No coração do Semiárido nordestino, onde a escassez hídrica desafia há décadas a produção agrícola e a segurança alimentar, uma nova iniciativa surge como resposta concreta e promissora. A agricultura biossalina, prática que reaproveita águas salobras e resíduos do processo de dessalinização, desponta como uma alternativa sustentável, econômica e tecnicamente viável para transformar a salinidade em aliada da produtividade.
Durante o Semiárido Show 2025, realizado em Petrolina (PE), foi oficialmente lançado o projeto Sal da Terra — uma proposta arrojada que integra pesquisa científica, desenvolvimento tecnológico e capacitação social. Com previsão de mobilizar cerca de R$ 20 milhões, o projeto é coordenado pela Embrapa Semiárido, em colaboração com outros centros da empresa e com a Universidade Federal do Rio Grande (FURG). Sua missão é clara: utilizar o potencial da agricultura biossalina para ampliar o acesso à água, fortalecer a produção de alimentos e gerar renda de forma adaptada às condições do Semiárido brasileiro.

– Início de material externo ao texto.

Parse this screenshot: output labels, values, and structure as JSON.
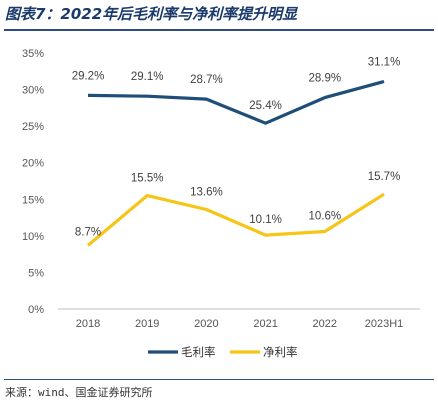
{
  "header": {
    "title": "图表7：2022年后毛利率与净利率提升明显"
  },
  "footer": {
    "source": "来源：wind、国金证券研究所"
  },
  "chart_data": {
    "type": "line",
    "categories": [
      "2018",
      "2019",
      "2020",
      "2021",
      "2022",
      "2023H1"
    ],
    "series": [
      {
        "name": "毛利率",
        "values": [
          29.2,
          29.1,
          28.7,
          25.4,
          28.9,
          31.1
        ],
        "color": "#1f4e79"
      },
      {
        "name": "净利率",
        "values": [
          8.7,
          15.5,
          13.6,
          10.1,
          10.6,
          15.7
        ],
        "color": "#f5c518"
      }
    ],
    "data_labels": {
      "毛利率": [
        "29.2%",
        "29.1%",
        "28.7%",
        "25.4%",
        "28.9%",
        "31.1%"
      ],
      "净利率": [
        "8.7%",
        "15.5%",
        "13.6%",
        "10.1%",
        "10.6%",
        "15.7%"
      ]
    },
    "yticks": [
      "0%",
      "5%",
      "10%",
      "15%",
      "20%",
      "25%",
      "30%",
      "35%"
    ],
    "ylim": [
      0,
      35
    ],
    "grid": false,
    "legend_position": "bottom"
  }
}
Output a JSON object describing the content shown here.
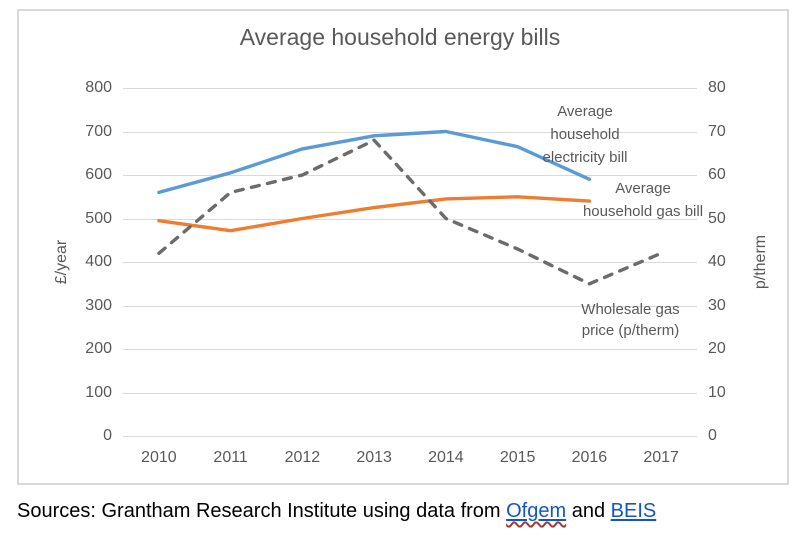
{
  "chart_data": {
    "type": "line",
    "title": "Average household energy bills",
    "x": [
      "2010",
      "2011",
      "2012",
      "2013",
      "2014",
      "2015",
      "2016",
      "2017"
    ],
    "left_axis": {
      "label": "£/year",
      "min": 0,
      "max": 800,
      "step": 100,
      "ticks": [
        "800",
        "700",
        "600",
        "500",
        "400",
        "300",
        "200",
        "100",
        "0"
      ]
    },
    "right_axis": {
      "label": "p/therm",
      "min": 0,
      "max": 80,
      "step": 10,
      "ticks": [
        "80",
        "70",
        "60",
        "50",
        "40",
        "30",
        "20",
        "10",
        "0"
      ]
    },
    "grid": true,
    "legend": "inline-labels",
    "series": [
      {
        "id": "electricity-bill-line",
        "name": "Average household electricity bill",
        "axis": "left",
        "color": "#5b9bd5",
        "style": "solid",
        "years": [
          "2010",
          "2011",
          "2012",
          "2013",
          "2014",
          "2015",
          "2016"
        ],
        "values": [
          560,
          605,
          660,
          690,
          700,
          665,
          590
        ]
      },
      {
        "id": "gas-bill-line",
        "name": "Average household gas bill",
        "axis": "left",
        "color": "#ed7d31",
        "style": "solid",
        "years": [
          "2010",
          "2011",
          "2012",
          "2013",
          "2014",
          "2015",
          "2016"
        ],
        "values": [
          495,
          472,
          500,
          525,
          545,
          550,
          540
        ]
      },
      {
        "id": "wholesale-gas-price-line",
        "name": "Wholesale gas price (p/therm)",
        "axis": "right",
        "color": "#6b6b6b",
        "style": "dashed",
        "years": [
          "2010",
          "2011",
          "2012",
          "2013",
          "2014",
          "2015",
          "2016",
          "2017"
        ],
        "values": [
          42,
          56,
          60,
          68,
          50,
          43,
          35,
          42
        ]
      }
    ]
  },
  "labels": {
    "electricity": {
      "line1": "Average",
      "line2": "household",
      "line3": "electricity bill"
    },
    "gas": {
      "line1": "Average",
      "line2": "household gas bill"
    },
    "wholesale": {
      "line1": "Wholesale gas",
      "line2": "price (p/therm)"
    }
  },
  "source_line": {
    "prefix": "Sources: Grantham Research Institute using data from ",
    "link1": "Ofgem",
    "middle": " and ",
    "link2": "BEIS"
  },
  "colors": {
    "link": "#1155cc",
    "chart_text": "#595959",
    "gridline": "#d9d9d9"
  }
}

Dessalinização e aproveitamento produtivo da salinidade
A base da agricultura biossalina está no uso racional de recursos considerados problemáticos — como águas com alta concentração de sais e solos degradados pela salinização — e na reconversão desses elementos em insumos produtivos. Nesse sentido, o projeto atua em duas frentes complementares: pesquisa científica e transferência de tecnologia.
Na vertente da pesquisa, o foco está na reestruturação da área experimental de agricultura biossalina da Embrapa Semiárido, onde são conduzidos estudos com plantas alimentícias e forrageiras tolerantes ao sal, desenvolvimento de microalgas para alimentação animal, e monitoramento rigoroso da qualidade do solo e da água. Tudo isso visa encontrar soluções agrícolas resilientes às condições adversas da região, com especial atenção ao reaproveitamento do concentrado salino resultante da dessalinização.
Campo, ciência e capacitação unidos pela inovação
Na outra ponta do projeto, a atuação se concentra na capacitação e inclusão das comunidades locais. Técnicos e pesquisadores desenvolvem diagnósticos participativos junto a agricultores, promovem treinamentos em tecnologias biossalinas e implantam unidades produtivas demonstrativas. Nessas áreas, ganham destaque sistemas já consolidados, como o cultivo de tilápias em águas salobras e o plantio da erva-sal — planta adaptada naturalmente a solos com alta salinidade.
A meta é clara: transformar conhecimento científico em práticas replicáveis e acessíveis. Além disso, ao integrar a biossalinidade à cadeia produtiva local, o projeto fortalece a geração de renda, sobretudo em comunidades tradicionalmente impactadas pela seca e pela limitação de recursos hídricos.
Política pública, pesquisa aplicada e impacto social
A origem do projeto remonta à 10ª edição do Semiárido Show, em 2023, quando os debates sobre sinergia entre agricultura biossalina e o Programa Água Doce — política pública voltada à implantação de dessalinizadores em comunidades rurais — ganharam força. A partir dali, o projeto foi incorporado ao Programa de Ciência, Tecnologia e Inovação para Segurança Alimentar e Erradicação da Fome, do Ministério da Ciência, Tecnologia e Inovação (MCTI).
Com duração de três anos, a iniciativa conta com financiamento do Fundo Nacional de Desenvolvimento de Ciência e Tecnologia (FNDCT) e é operacionalizada pela Finep e pela Funarbe. A contratação ocorreu via encomenda tecnológica — uma modalidade que privilegia instituições com expertise reconhecida. No caso, a escolha da Embrapa foi natural: a empresa já acumula décadas de experiência com pesquisas voltadas à agricultura em ambientes salinos, consolidando-se como referência no tema.